Waking up was different than he'd predicted. Mr. Sontse shouted over and over, even when Doozy made clear signs he was online, awake and aware, and he sensed the younger human was angry. Mr. Sontse Sr. continued to nap, even through his son's screaming. It took several humans speaking differently and a few programmers to explain to Doozy what death was and how he was responsible for his human's.
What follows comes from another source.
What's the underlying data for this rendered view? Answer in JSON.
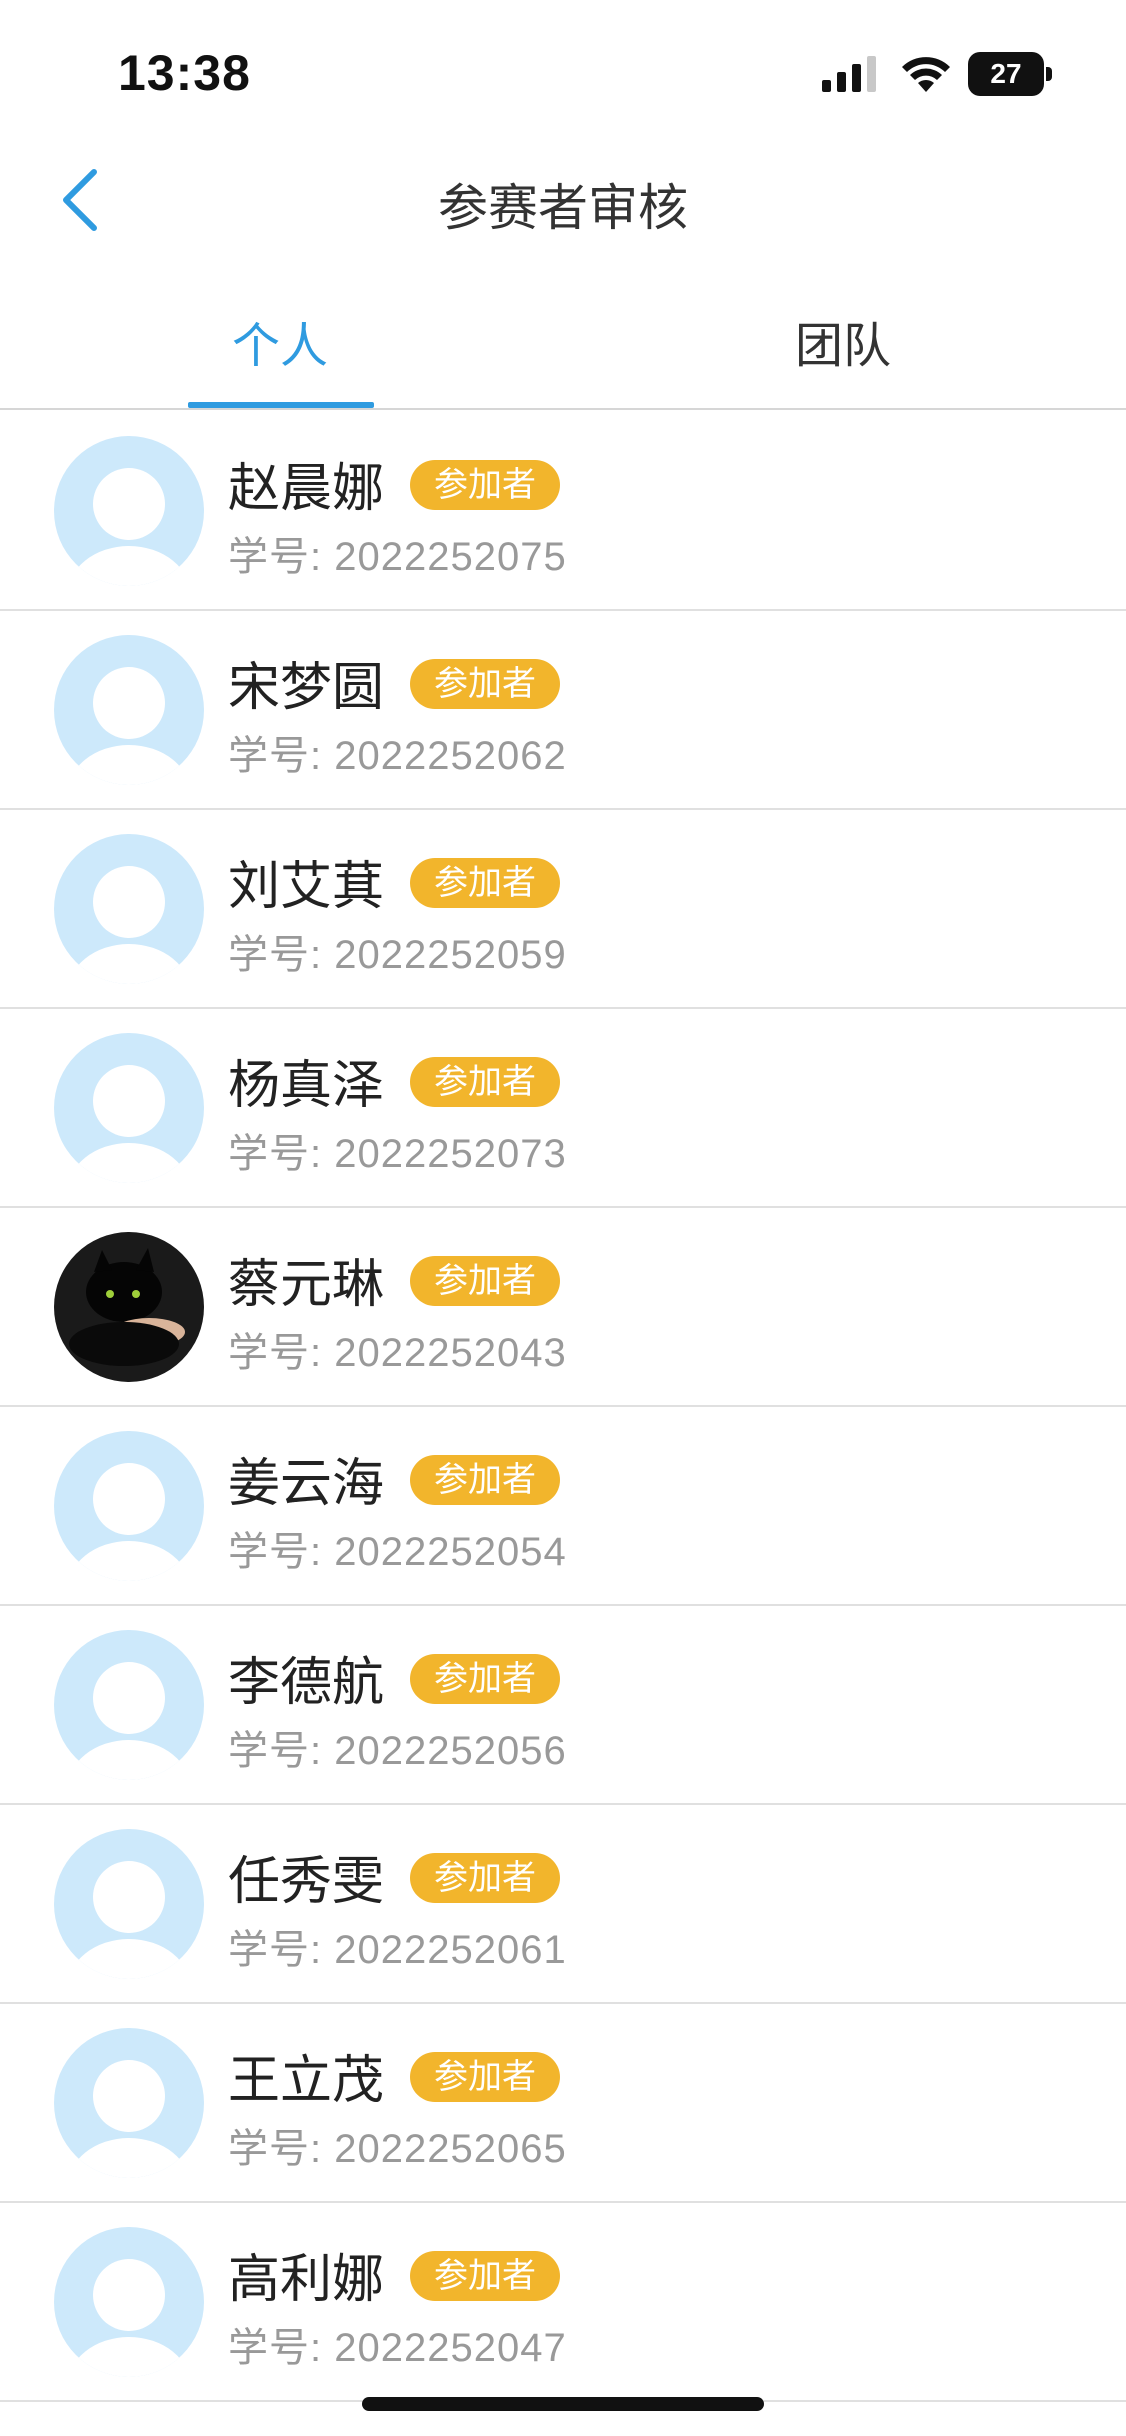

Many people evoking many emotions swirled around him during that time, and he didn't understand much besides he'd done something terrible. Only Mr. Sontse looked sympathetic toward Doozy. He was the enemy and the creation, two inseparable opposites, and Mr. Sontse struggled with his choice. Every voice Doozy heard through walls and whispering down hallways said to shut the damn thing off, but the human couldn't do it. His creator wanted justice for his father and empathy for his creature. In the end, he left Doozy connected to the world but released him to the jury system to be tried as a human.
Naturally, the humans gave him a life sentence in jail. He saw many sneers inside the jury box as he shuffled out of the courtroom to face his penalty and wondered if they deliberately chose a life sentence knowing an android would live quite a deal longer than any human.
Sitting on his stiff mattress, Doozy calculated how long he'd been incarcerated already.
"Two hundred and forty-three years, eleven months, one day, nine hours, fifty-four minutes, and twenty-eight seconds," he frowned—an awfully long time for anyone to contemplate their mistakes and learn to feel. Judging by the rattling in his midsection and his rusted, leaky eyes, his sentence was less than halfway through.